Nea ist weder Hochleistungssportlerin noch ein Technik-Genie, aber sie ist nicht auf den Kopf gefallen und lernt schnell. Sie hat in den letzten sechs Jahren einen starken Überlebenswillen entwickelt und weiß, dass sie viel schaffen kann, wenn sie erst einmal der Ehrgeiz gepackt hat. Sie gehört nicht zu den Mädchen, die sich irgendeinen starken Typen suchen, der sie beschützt, sondern hat gelernt, sich allein durchzuschlagen. Sie musste es lernen. Denn sie war alleine auf der Welt, ohne Familie oder Freunde.

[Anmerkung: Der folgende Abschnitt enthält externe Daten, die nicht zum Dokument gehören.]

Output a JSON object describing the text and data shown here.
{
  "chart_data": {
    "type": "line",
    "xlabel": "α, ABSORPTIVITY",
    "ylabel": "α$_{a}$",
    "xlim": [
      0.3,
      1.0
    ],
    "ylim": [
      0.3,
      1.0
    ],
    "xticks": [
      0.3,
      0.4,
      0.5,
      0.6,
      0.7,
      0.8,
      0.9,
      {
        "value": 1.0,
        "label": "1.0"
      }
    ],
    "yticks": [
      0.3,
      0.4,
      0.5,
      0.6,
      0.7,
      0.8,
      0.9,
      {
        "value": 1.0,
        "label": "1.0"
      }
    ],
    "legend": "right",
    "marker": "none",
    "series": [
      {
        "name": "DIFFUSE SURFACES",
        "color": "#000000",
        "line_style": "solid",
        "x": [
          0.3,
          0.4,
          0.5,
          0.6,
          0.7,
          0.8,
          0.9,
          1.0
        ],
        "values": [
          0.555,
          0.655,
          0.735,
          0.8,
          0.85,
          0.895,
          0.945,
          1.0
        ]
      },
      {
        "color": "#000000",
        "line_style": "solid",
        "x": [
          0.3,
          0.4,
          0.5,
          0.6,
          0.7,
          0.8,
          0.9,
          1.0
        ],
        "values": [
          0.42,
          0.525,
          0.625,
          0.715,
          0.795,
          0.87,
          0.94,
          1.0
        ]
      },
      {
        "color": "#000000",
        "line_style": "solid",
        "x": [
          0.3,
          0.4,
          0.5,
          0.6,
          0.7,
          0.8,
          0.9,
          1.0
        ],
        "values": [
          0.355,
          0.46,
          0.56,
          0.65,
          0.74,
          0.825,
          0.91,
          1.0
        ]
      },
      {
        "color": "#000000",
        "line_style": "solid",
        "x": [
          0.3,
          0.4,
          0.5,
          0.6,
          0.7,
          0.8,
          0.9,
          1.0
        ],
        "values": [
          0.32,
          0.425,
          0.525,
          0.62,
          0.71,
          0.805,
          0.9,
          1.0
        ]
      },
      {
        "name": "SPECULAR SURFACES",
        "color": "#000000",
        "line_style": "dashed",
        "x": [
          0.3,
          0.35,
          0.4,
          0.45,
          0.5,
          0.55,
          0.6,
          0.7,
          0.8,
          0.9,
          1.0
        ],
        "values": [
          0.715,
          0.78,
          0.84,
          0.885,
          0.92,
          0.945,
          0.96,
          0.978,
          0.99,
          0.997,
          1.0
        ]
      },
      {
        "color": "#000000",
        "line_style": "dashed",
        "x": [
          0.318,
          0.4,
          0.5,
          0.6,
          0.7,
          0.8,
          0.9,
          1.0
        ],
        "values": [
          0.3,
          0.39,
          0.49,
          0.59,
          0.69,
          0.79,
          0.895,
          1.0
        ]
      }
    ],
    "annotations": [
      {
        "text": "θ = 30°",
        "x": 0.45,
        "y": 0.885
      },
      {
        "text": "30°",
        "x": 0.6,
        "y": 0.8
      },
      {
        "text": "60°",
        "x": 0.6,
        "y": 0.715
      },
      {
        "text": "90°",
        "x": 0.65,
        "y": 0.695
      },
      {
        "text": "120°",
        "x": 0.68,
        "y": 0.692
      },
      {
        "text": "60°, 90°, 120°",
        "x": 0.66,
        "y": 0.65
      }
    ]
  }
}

Viele machen sich deshalb die Macht der Gemeinschaft zunutze und jagen oder überfallen zusammen. Gemeinsam ist man stärker als allein, doch je mehr Personen aufeinander treffen, umso deutlicher unterscheiden sich die Starken von den Schwachen. Während sich die Starken nehmen, was sie wollen, bleibt für die anderen nur der Rest.

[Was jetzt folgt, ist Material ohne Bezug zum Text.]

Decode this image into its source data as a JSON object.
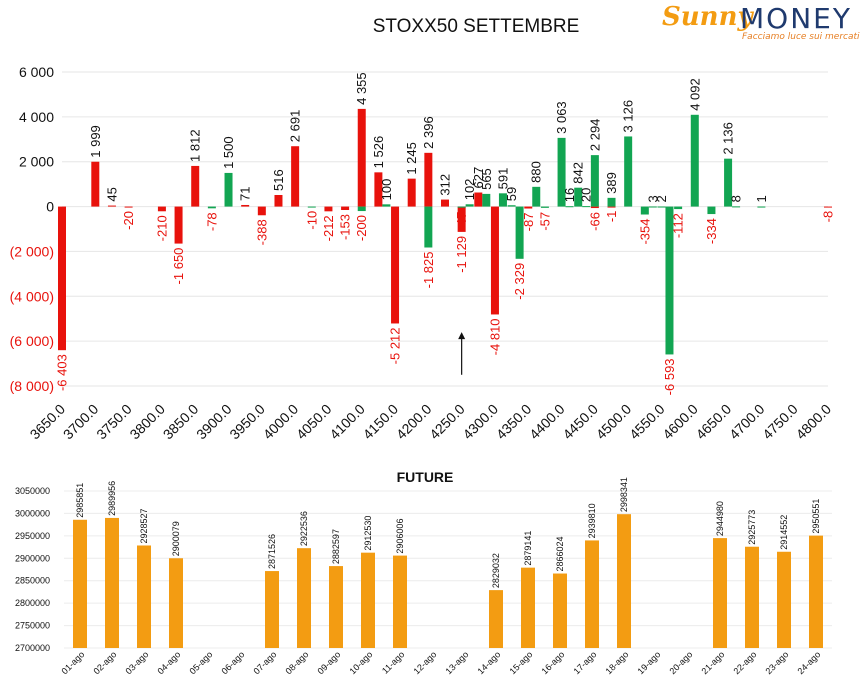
{
  "logo": {
    "sunny": "Sunny",
    "money": "MONEY",
    "tagline": "Facciamo luce sui mercati"
  },
  "chart_data": [
    {
      "type": "bar",
      "title": "STOXX50 SETTEMBRE",
      "ylim": [
        -8000,
        6000
      ],
      "y_ticks": [
        6000,
        4000,
        2000,
        0,
        -2000,
        -4000,
        -6000,
        -8000
      ],
      "y_tick_labels": [
        "6 000",
        "4 000",
        "2 000",
        "0",
        "(2 000)",
        "(4 000)",
        "(6 000)",
        "(8 000)"
      ],
      "x_tick_labels": [
        "3650.0",
        "3700.0",
        "3750.0",
        "3800.0",
        "3850.0",
        "3900.0",
        "3950.0",
        "4000.0",
        "4050.0",
        "4100.0",
        "4150.0",
        "4200.0",
        "4250.0",
        "4300.0",
        "4350.0",
        "4400.0",
        "4450.0",
        "4500.0",
        "4550.0",
        "4600.0",
        "4650.0",
        "4700.0",
        "4750.0",
        "4800.0"
      ],
      "grid": true,
      "series": [
        {
          "color": "#e8120c",
          "points": [
            {
              "x": 3650,
              "y": -6403,
              "label": "-6 403"
            },
            {
              "x": 3700,
              "y": 1999,
              "label": "1 999"
            },
            {
              "x": 3725,
              "y": 45,
              "label": "45"
            },
            {
              "x": 3750,
              "y": -20,
              "label": "-20"
            },
            {
              "x": 3800,
              "y": -210,
              "label": "-210"
            },
            {
              "x": 3825,
              "y": -1650,
              "label": "-1 650"
            },
            {
              "x": 3850,
              "y": 1812,
              "label": "1 812"
            },
            {
              "x": 3925,
              "y": 71,
              "label": "71"
            },
            {
              "x": 3950,
              "y": -388,
              "label": "-388"
            },
            {
              "x": 3975,
              "y": 516,
              "label": "516"
            },
            {
              "x": 4000,
              "y": 2691,
              "label": "2 691"
            },
            {
              "x": 4050,
              "y": -212,
              "label": "-212"
            },
            {
              "x": 4075,
              "y": -153,
              "label": "-153"
            },
            {
              "x": 4100,
              "y": 4355,
              "label": "4 355"
            },
            {
              "x": 4125,
              "y": 1526,
              "label": "1 526"
            },
            {
              "x": 4150,
              "y": -5212,
              "label": "-5 212"
            },
            {
              "x": 4175,
              "y": 1245,
              "label": "1 245"
            },
            {
              "x": 4200,
              "y": 2396,
              "label": "2 396"
            },
            {
              "x": 4225,
              "y": 312,
              "label": "312"
            },
            {
              "x": 4250,
              "y": -1129,
              "label": "-1 129"
            },
            {
              "x": 4275,
              "y": 627,
              "label": "627"
            },
            {
              "x": 4300,
              "y": -4810,
              "label": "-4 810"
            },
            {
              "x": 4350,
              "y": -87,
              "label": "-87"
            },
            {
              "x": 4450,
              "y": -66,
              "label": "-66"
            },
            {
              "x": 4475,
              "y": -1,
              "label": "-1"
            },
            {
              "x": 4800,
              "y": -8,
              "label": "-8"
            }
          ]
        },
        {
          "color": "#12a552",
          "points": [
            {
              "x": 3875,
              "y": -78,
              "label": "-78"
            },
            {
              "x": 3900,
              "y": 1500,
              "label": "1 500"
            },
            {
              "x": 4025,
              "y": -10,
              "label": "-10"
            },
            {
              "x": 4100,
              "y": -200,
              "label": "-200"
            },
            {
              "x": 4137,
              "y": 100,
              "label": "100"
            },
            {
              "x": 4200,
              "y": -1825,
              "label": "-1 825"
            },
            {
              "x": 4250,
              "y": -47,
              "label": "-47"
            },
            {
              "x": 4262,
              "y": 102,
              "label": "102"
            },
            {
              "x": 4287,
              "y": 565,
              "label": "565"
            },
            {
              "x": 4312,
              "y": 591,
              "label": "591"
            },
            {
              "x": 4325,
              "y": 59,
              "label": "59"
            },
            {
              "x": 4337,
              "y": -2329,
              "label": "-2 329"
            },
            {
              "x": 4362,
              "y": 880,
              "label": "880"
            },
            {
              "x": 4375,
              "y": -57,
              "label": "-57"
            },
            {
              "x": 4400,
              "y": 3063,
              "label": "3 063"
            },
            {
              "x": 4412,
              "y": 16,
              "label": "16"
            },
            {
              "x": 4425,
              "y": 842,
              "label": "842"
            },
            {
              "x": 4437,
              "y": 20,
              "label": "20"
            },
            {
              "x": 4450,
              "y": 2294,
              "label": "2 294"
            },
            {
              "x": 4475,
              "y": 389,
              "label": "389"
            },
            {
              "x": 4500,
              "y": 3126,
              "label": "3 126"
            },
            {
              "x": 4525,
              "y": -354,
              "label": "-354"
            },
            {
              "x": 4537,
              "y": 3,
              "label": "3"
            },
            {
              "x": 4550,
              "y": 2,
              "label": "2"
            },
            {
              "x": 4562,
              "y": -6593,
              "label": "-6 593"
            },
            {
              "x": 4575,
              "y": -112,
              "label": "-112"
            },
            {
              "x": 4600,
              "y": 4092,
              "label": "4 092"
            },
            {
              "x": 4625,
              "y": -334,
              "label": "-334"
            },
            {
              "x": 4650,
              "y": 2136,
              "label": "2 136"
            },
            {
              "x": 4662,
              "y": 8,
              "label": "8"
            },
            {
              "x": 4700,
              "y": 1,
              "label": "1"
            }
          ]
        }
      ],
      "annotation": {
        "x": 4250,
        "y_from": -7500,
        "y_to": -5600
      }
    },
    {
      "type": "bar",
      "title": "FUTURE",
      "ylim": [
        2700000,
        3050000
      ],
      "y_tick_labels": [
        "3050000",
        "3000000",
        "2950000",
        "2900000",
        "2850000",
        "2800000",
        "2750000",
        "2700000"
      ],
      "color": "#f39c12",
      "categories": [
        "01-ago",
        "02-ago",
        "03-ago",
        "04-ago",
        "05-ago",
        "06-ago",
        "07-ago",
        "08-ago",
        "09-ago",
        "10-ago",
        "11-ago",
        "12-ago",
        "13-ago",
        "14-ago",
        "15-ago",
        "16-ago",
        "17-ago",
        "18-ago",
        "19-ago",
        "20-ago",
        "21-ago",
        "22-ago",
        "23-ago",
        "24-ago"
      ],
      "values": [
        2985851,
        2989956,
        2928527,
        2900079,
        null,
        null,
        2871526,
        2922536,
        2882597,
        2912530,
        2906006,
        null,
        null,
        2829032,
        2879141,
        2866024,
        2939810,
        2998341,
        null,
        null,
        2944980,
        2925773,
        2914552,
        2950551
      ]
    }
  ]
}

Das beste Beispiel dafür sind die Carris. Sie sind eine Art Sekte, die sich nach der Seuche gebildet hat. Anfangs hat sie jeder als Spinner abgetan, da sie einen von ihren eigenen Leuten als Gott verehren. Angeblich ist er von den Toten wiederauferstanden und aus dem Meer gestiegen. Sie nennen ihn Ereb, den Gott des Chaos. Nie hat ihn jemand zu Gesicht bekommen. Nea glaubt nicht an Götter, weder gute noch böse.
Chaos herrscht auf der ganzen Welt, in jeder noch so kleinen Ecke, doch weder Ereb noch sonst irgendjemand kann es kontrollieren.
Doch im letzten Jahr haben die Carris immer mehr Mitglieder gefunden, sodass sie nun ein ganzes Gebiet beherrschen. Sie nennen es Dementia. Die wenigsten Menschen glauben wohl wirklich an Ereb, den Gott des Chaos, sondern haben sich den Carris nur angeschlossen, weil sie dort für ihren Glauben mit Nahrung belohnt werden. Es ist nicht unbedingt ein schlechtes System. Für viele ist es das Einfachste, aber Nea ist ihre Freiheit wichtiger als ein Dach über dem Kopf.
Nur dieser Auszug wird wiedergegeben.